🤖 AI Summary
Infrared and visible-light image fusion suffers from insufficient cross-modal global spatial interaction, incomplete salient object perception, and modality bias. To address these issues, this paper proposes a cross-modal fusion framework based on a selective state space model (SSSM). Our method introduces: (1) a Cross-Modal Spatial Attention (CMSA) module that enables global, cooperative modeling of infrared and visible-light features; and (2) an uncertainty-driven saliency adaptive enhancement mechanism that dynamically weights features to preserve salient objects.
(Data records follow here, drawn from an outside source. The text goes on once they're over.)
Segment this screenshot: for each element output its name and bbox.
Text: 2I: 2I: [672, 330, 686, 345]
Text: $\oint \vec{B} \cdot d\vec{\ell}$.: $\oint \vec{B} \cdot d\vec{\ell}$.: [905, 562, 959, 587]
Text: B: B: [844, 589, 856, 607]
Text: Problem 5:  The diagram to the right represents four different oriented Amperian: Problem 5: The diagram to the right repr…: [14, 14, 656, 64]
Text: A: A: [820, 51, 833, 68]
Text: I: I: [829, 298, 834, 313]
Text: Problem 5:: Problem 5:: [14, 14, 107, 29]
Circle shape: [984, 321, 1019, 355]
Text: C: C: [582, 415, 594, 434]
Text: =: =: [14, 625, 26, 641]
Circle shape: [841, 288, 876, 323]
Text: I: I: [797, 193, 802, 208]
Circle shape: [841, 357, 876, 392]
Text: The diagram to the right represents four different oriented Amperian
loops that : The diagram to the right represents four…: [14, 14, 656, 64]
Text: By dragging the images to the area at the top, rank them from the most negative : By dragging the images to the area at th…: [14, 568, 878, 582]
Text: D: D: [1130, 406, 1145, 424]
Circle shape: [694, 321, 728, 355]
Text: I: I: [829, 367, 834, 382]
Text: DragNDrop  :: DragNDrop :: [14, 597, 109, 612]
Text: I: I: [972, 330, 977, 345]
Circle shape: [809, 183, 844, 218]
This mechanism integrates a pre-trained uncertainty estimation network with multi-scale feature interaction. Evaluated on multiple benchmarks, our approach achieves state-of-the-art performance in both quantitative fusion quality metrics and qualitative visual fidelity. Moreover, downstream tasks—including object detection and recognition—demonstrate consistent accuracy improvements, validating the effectiveness and generalizability of the fused representations.
📝 Abstract
As one of the tasks in Image Fusion, Infrared and Visible Image Fusion aims to integrate complementary information captured by sensors of different modalities into a single image. The Selective State Space Model (SSSM), known for its ability to capture long-range dependencies, has demonstrated its potential in the field of computer vision. However, in image fusion, current methods underestimate the potential of SSSM in capturing the global spatial information of both modalities. This limitation prevents the simultaneous consideration of the global spatial information from both modalities during interaction, leading to a lack of comprehensive perception of salient targets. Consequently, the fusion results tend to bias towards one modality instead of adaptively preserving salient targets. To address this issue, we propose the Saliency-aware Selective State Space Fusion Model (S4Fusion). In our S4Fusion, the designed Cross-Modal Spatial Awareness Module (CMSA) can simultaneously focus on global spatial information from both modalities while facilitating their interaction, thereby comprehensively capturing complementary information. Additionally, S4Fusion leverages a pre-trained network to perceive uncertainty in the fused images. By minimizing this uncertainty, S4Fusion adaptively highlights salient targets from both images. Extensive experiments demonstrate that our approach produces high-quality images and enhances performance in downstream tasks.